A Nona Fernández la ciudad la sedujo dos veces. La más reciente fue de adolescente, cuando ya se perdía por barrios ajenos, caminando a casa desde el liceo de monjas en plena Avenida Matta donde estudió, en el trayecto a una marcha estudiantil o en sus años en el Campus Oriente de la Universidad Católica. De ahí su escritura retrovisora: Mapocho (2002), Av. 10 de julio Huamachuco (2007), Fuenzalida (2012) y Space Invaders (2013) no son sino un desborde de la memoria. Lo mismo El Taller y Liceo de Niñas, la obra suya y donde además actúa en el Teatro UC, dirigida por su pareja, Marcelo Leonart. En todas, la autora de 44 años expone sus recuerdos como nítidas fotografías de un país a oscuras. También las de un régimen tiritón ante una generación, la suya, abriéndose paso en el Santiago ochentero.

La primera vez fue mucho antes, cuando otros le hablaron de la ciudad. Fernández era solo una niña, con delantal cuadrillé, calcetas arriba y moño tirón, dispuesta a oírlo todo. Caminando a saltitos de la mano de su abuela materna, Blanca Gross, hija de un  obrero eléctrico alemán, supo que cuando ella tenía su edad, había presenciado el primer pestañeo de luces artificiales en la plaza de Armas de Santiago, en 1883. Pero cuando la nieta crece, comienza a escribir y decide convertir ese relato familiar en una crónica. Así asumió que su abuela le había mentido.

Blanca Gross había nacido recién 25 años después de ese día, en 1908. Con ese recuerdo falso incrustado a su historia familiar, a Nona Fernández no le quedó más alternativa que volver a cruzar la misma plaza de Armas con sus propios pies. El cruce entre sus recuerdos y los de otros forman un diminuto libro de poco más de cien páginas, al que tituló Chilean Electric, recién editado por Alquimia.

“Es una especie de genealogía personal de la luz. La historia de mi supuesto linaje ligado a la luz eléctrica de la ciudad a partir de mi bisabuelo. Pero es también la historia de una posta de registros”, dice Fernández. “Mi abuela, encerrada en su pieza oscura, me enseñó a fabular y a registrar historias del pasado. Me entregó su máquina de escribir, que guardo hasta el día de hoy, como herramienta de registro y de trabajo”, agrega.

Siempre ha visto en la ciudad una fuente de inspiración, ¿por qué?

Es una especie de obsesión para mí, y es que creo que las ciudades nos determinan, no sólo en nuestro accionar, sino que en todo. Nuestro estado anímico, nuestra memoria, nuestra historia, nuestro día a día es pauteado por ellas. Somos un poco la ciudad. Y ella es un poco nosotros. Desde Mapocho en adelante, a veces con mayor o menor protagonismo, Santiago es un escenario que habla mucho en mis libros.

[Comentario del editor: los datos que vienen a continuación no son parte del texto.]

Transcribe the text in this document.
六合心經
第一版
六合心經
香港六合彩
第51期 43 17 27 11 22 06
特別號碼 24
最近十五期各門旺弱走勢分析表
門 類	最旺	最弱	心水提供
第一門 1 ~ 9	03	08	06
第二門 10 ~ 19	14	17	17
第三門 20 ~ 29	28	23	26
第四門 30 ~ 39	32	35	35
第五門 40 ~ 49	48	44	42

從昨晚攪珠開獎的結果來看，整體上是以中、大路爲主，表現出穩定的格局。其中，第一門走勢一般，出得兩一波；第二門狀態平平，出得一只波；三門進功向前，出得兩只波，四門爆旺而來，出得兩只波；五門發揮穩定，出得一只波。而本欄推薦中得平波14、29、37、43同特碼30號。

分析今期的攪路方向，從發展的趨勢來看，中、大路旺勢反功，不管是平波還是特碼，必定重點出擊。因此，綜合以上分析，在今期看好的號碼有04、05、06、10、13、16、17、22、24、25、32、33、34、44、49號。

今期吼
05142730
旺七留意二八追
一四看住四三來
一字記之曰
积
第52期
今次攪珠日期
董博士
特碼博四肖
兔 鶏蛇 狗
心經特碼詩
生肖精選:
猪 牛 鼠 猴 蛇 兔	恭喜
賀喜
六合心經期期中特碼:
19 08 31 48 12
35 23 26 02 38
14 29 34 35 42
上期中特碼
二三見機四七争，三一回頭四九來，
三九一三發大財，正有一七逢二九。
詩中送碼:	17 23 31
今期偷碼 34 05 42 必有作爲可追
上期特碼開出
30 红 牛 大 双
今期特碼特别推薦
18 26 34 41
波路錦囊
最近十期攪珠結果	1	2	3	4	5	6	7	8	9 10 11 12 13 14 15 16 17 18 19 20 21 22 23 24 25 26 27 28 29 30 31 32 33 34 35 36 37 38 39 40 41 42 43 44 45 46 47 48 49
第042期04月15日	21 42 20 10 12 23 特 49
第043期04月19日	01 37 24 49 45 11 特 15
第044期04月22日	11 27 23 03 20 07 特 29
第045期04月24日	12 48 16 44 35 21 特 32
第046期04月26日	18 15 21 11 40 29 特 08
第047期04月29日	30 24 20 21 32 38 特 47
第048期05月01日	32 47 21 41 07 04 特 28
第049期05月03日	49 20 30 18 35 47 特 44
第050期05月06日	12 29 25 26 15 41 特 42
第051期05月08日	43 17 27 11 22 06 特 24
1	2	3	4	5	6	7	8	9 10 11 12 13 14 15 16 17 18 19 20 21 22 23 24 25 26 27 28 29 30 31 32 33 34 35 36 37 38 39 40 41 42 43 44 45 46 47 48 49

Aquí se hace cargo de un recuerdo falso de su abuela. ¿Se puede reescribir la historia familiar y de un país a partir de eso? 

Originalmente quería escribir un libro de crónicas sobre Santiago. Historias personales vinculadas a la ciudad o de la ciudad vinculadas a historias personales. En ese ejercicio me pareció que la mejor crónica para entrar al libro era la escena que mi abuela me contaba con tanta pasión cuando yo era niña. Era un gran punto de partida, desde la oscuridad encender Santiago y el libro que ahí partiría. En el recorrido de esa escritura descubrí los desenfoques de la historia que me habían contado. Una historia que era más bien un recuerdo falso, y ahí el libro comenzó a tomar su propio camino. Un camino de luz y de sombras. De lo contado y no contado. De lo escrito y lo inventado. De la mentira y la verdad. De la ficción y del documental.